И, словно позабыв о начальнике стражи, обернулся к свите:
— Тех, кто сам пришел на ипподром, я прощаю. Более того, я награжу их. Все имущество умерших здесь сегодня горожан да будет продано, и десятая часть вырученных денег пусть станет им наградой. Пусть каждый живущий знает, что воля моя на земле, как воля Аллаха над миром. И кто ослушается — умрет. Кто повинуется безропотно, будет вознагражден и в этой жизни, и близ престола Аллаха, милостивого, милосердного.
Он резко обернулся назад, где, дожидаясь своего часа, под охраной четырех дюжих воинов в ручных и ножных кандалах стоял Хасан Галаади, премудрый дервиш, которого недавно еще числили ближним советником Тамерлана.
— Что скажешь ты на это? — с усмешкой сказал Тамерлан.

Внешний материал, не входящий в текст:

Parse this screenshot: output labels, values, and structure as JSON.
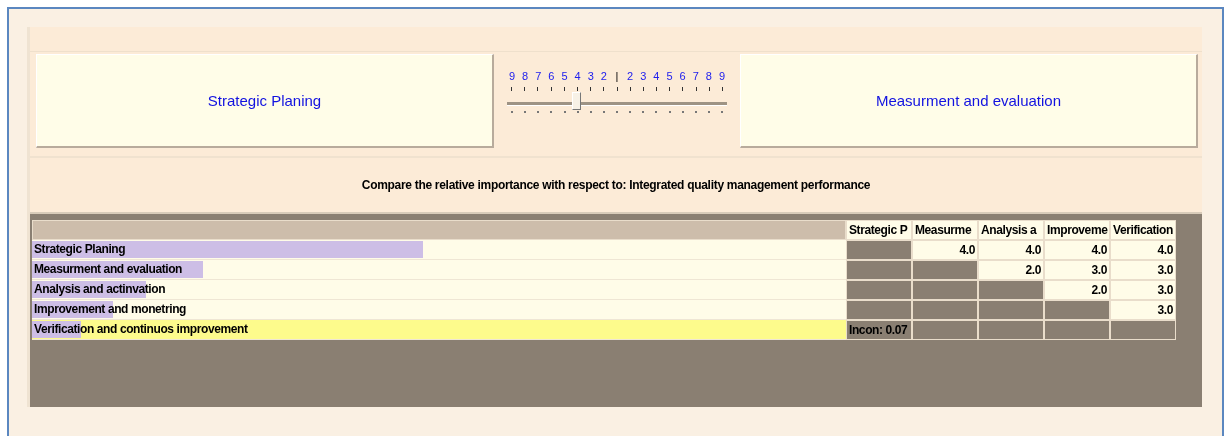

— Ты весьма изобретателен в умерщвлении себе подобных, Великий амир, — отозвался связанный дервиш. — Но разве от того они перестают быть тебе подобными?
Тамерлан сжал кулаки:
— Я прощаю тебе эту дерзость. Смерть уже стоит за твоим левым плечом. Но прежде я желаю, чтобы ты воочию увидел гибель всех этих людей. Всех их: виноватых и невиновных, старых и молодых, мужчин и женщин. Они умрут, как умирали мои воины, посланные на Итиль, чтобы остановить Тохтамыша, как умирал султан Баязид и гибло его войско. Хочу, чтобы ты, Хасан Галаади, ощутил себя сопричастным их смерти. Да умоешься ты их кровью, да придут они к тебе во сне, дабы стенать, упрекая, что твои деяния стали причиной их гибели. Ну что же ты молчишь, премудрый дервиш?
— Зачем же мне говорить, о Великий амир, этим я лишь помешаю тебе упиваться собственными речами. Ты пожелал меня покарать. Разве в силах я помешать этому? Но ведь ты, Великий амир, не просто желаешь убить одинокого дервиша, чье счастье и жизнь — единение с Аллахом в осознании величия замысла его. Ты желаешь моих терзаний и самой гибели моей, чтобы покарать за предательство. Но может ли кто-либо сказать, что я встречался с врагами твоими, что передавал им тайные известия о твоих замыслах, о движении войск, да о чем бы то ни было? Ведь ты просто-напросто ткнул в меня пальцем и тем назначил жертву собственной прихоти. Я знаю, что мне не остановить твоей карающей длани, но ведь и твоя длань не остановила того, кто на самом деле предает тебя.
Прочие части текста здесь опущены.